Cultural imperialism is a genuine phenomenon in the world music industry.

The cultural imperialism concept stems from the broader notion of imperialism and hegemony used in various social sciences, mainly in international relations. The concept has been used to explain the inequalities in the balance of power between different nations in the world that are actors on the international stage. Michel Focault reinterprets the notion of power and governmentality to infer that  the  politics exert an wide range of control techniques on the population.  We will come back later to this idea in analyzing the US music industry dynamics and in supporting the thesis. Eventually we can name cultural imperialism as being a „ colonization of concioussness” (Dunch 2002) or a „”binary opposition of the orient vs. the occident, […] unequal in value” in the words of the post-colonialist writer Eward Said. Basically, culture can be used as a soft power in the relation with other countries, often backed-up by economic prosperity. Cultural imperialism is considered to be a versatile  concept created to explain the US media influence in the Latin America in the early 1970 (Dunch 2002), also refering to the „global dominance of American entertainment commodities and cultural images”
As stated above, the concept of cultural imperialism was deducted from America’s cultural hegemony over other nations. The question is whether this is also true for the world music industry. So what is the distribution of the world music industry?
From this case study, it becomes clear that, in general, the countries with a large GDP also have a large share in the world music industry. They included 22 countries that cover 98% of the world music industry. The U.S had the biggest share in the music industry, but this is justified by the fact that the U.S. has the biggest GDP number of all countries. So relatively, the global music industry is quite evenly distributed. But when we look at absolute numbers, America’s share in the world music industry is by far the biggest with a total amount of 236.4 million units, while Japan as a runner up had a total of 176.5 million units (IFPI 2010 report). This means that the largest part of music produced and distributed on a global level comes from the U.S. This is in support of the thesis.
Also, most of the critism on the U.S. as a cultural imperalist comes from other Western countries as European countries, Canada and Australia. This criticism is not unfounded as American music dominates these markets with almost 50% of music revenues in these countries (IFPI 2010 report).

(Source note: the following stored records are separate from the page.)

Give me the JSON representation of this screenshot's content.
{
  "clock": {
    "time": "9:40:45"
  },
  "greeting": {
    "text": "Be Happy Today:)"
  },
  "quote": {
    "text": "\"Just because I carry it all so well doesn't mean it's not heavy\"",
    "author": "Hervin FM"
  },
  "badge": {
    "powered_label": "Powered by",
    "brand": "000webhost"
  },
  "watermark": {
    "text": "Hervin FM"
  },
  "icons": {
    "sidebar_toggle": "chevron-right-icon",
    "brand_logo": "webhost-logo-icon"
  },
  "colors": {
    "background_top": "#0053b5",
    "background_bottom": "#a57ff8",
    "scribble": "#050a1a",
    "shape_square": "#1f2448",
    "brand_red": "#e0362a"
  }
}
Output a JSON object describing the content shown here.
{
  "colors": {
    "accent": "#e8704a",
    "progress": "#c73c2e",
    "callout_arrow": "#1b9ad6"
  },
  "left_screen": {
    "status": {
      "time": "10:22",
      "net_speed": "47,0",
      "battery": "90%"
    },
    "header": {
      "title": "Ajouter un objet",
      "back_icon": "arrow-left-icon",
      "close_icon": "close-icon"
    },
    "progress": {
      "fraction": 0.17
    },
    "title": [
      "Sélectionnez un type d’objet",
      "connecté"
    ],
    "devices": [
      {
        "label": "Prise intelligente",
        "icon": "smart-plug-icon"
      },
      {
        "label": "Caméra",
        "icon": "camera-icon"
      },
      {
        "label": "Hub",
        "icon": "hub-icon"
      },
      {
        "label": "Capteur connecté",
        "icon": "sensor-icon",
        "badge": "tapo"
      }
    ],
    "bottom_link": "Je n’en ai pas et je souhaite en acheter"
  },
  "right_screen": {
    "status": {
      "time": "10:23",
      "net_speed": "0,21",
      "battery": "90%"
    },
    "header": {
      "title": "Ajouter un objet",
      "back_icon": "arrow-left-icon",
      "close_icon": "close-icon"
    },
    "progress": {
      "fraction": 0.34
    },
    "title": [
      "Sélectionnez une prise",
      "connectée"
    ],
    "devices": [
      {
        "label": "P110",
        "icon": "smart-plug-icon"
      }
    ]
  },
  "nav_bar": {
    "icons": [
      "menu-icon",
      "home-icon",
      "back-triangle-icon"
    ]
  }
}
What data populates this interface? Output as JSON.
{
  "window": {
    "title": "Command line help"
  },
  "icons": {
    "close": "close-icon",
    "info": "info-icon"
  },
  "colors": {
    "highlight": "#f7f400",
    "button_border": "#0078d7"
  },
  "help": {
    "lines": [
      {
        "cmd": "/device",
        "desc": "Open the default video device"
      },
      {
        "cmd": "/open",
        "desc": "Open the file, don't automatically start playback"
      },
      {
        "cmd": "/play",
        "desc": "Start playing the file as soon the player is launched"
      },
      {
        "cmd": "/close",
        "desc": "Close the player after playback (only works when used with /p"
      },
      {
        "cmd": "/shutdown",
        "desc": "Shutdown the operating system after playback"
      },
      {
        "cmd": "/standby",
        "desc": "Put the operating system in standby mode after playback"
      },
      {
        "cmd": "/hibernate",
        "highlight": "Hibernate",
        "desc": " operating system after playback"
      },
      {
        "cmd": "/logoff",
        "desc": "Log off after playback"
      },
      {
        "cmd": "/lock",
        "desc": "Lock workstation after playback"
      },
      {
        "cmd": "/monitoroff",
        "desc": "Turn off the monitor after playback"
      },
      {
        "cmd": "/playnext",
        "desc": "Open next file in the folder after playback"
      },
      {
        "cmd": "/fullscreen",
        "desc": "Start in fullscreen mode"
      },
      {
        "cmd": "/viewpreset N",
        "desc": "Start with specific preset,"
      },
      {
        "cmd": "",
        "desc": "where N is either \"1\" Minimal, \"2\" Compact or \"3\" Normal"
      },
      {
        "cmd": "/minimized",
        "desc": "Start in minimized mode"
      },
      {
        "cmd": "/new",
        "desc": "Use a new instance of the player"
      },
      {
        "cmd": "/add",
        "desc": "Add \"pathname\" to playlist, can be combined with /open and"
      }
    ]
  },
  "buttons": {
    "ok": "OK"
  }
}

The next step is to assess the „genuinity” of the cultural imperialism in the music industry to see if there exists a model of a country that exerts such an influence.  Hubert Vedrina calls United States of America a hegemonic hyperpower, though coining this term only  for describing  the military influence. Is this supremacy  also claimed by the American music industry? The examples of the hegemony of US in music industries are relevant for this discussion and are covering a extended time span, dating back in the period after the Cold War with the pushing music policies and the „jazz diplomacy” implemented by US (Fosler-Lussier 2001, Rosenberg 2005).
Back to the contemporary world, the attention is focused on Viacom, the corporate parent of MTV. Maybe the ascendancy of MTV stands in its pop-culture prowess (Rosati 2007) and in the ability to take advantage of the technological advancements in their home market. Becoming a powerful  global player and investing massively in local businesses operating in music industry, for example Korea (Jin 2007), MTV increased their influence to promote the American musical culture. Though, the question remains: is this music channel an ample factor so that it can generate the hegemonic position of the US like it was back in the Cold War period?
The following words written by Rosati are shedding a light on this question:
“as it is obviously untrue (for the time) that every human is born crying ‘I want my MTV’, the power of these cultural enchanters comes not from its texts or ‘sweet songs’, but from the labour of statisticians, ethnographers, engineers, psychologists and politicians, who collaborate to better target popular attention, monopolise it and exploit it in the circulation of private property. Through the invasive deployment of media machinery, media companies like MTV can better captivate emergent structures of feeling and as such better transform the means of cultural production to intensify the industrial production of culture.”There are enough counterarguments to the imperialism pursued by US in the musical industry. One of them is enclosed in the definition of imperialism. Is the success of the American artists based on state-driven policies or is it just the outcome of an efficient strategy that created competitive advantage on the long term? The facts tip the balance to the latter.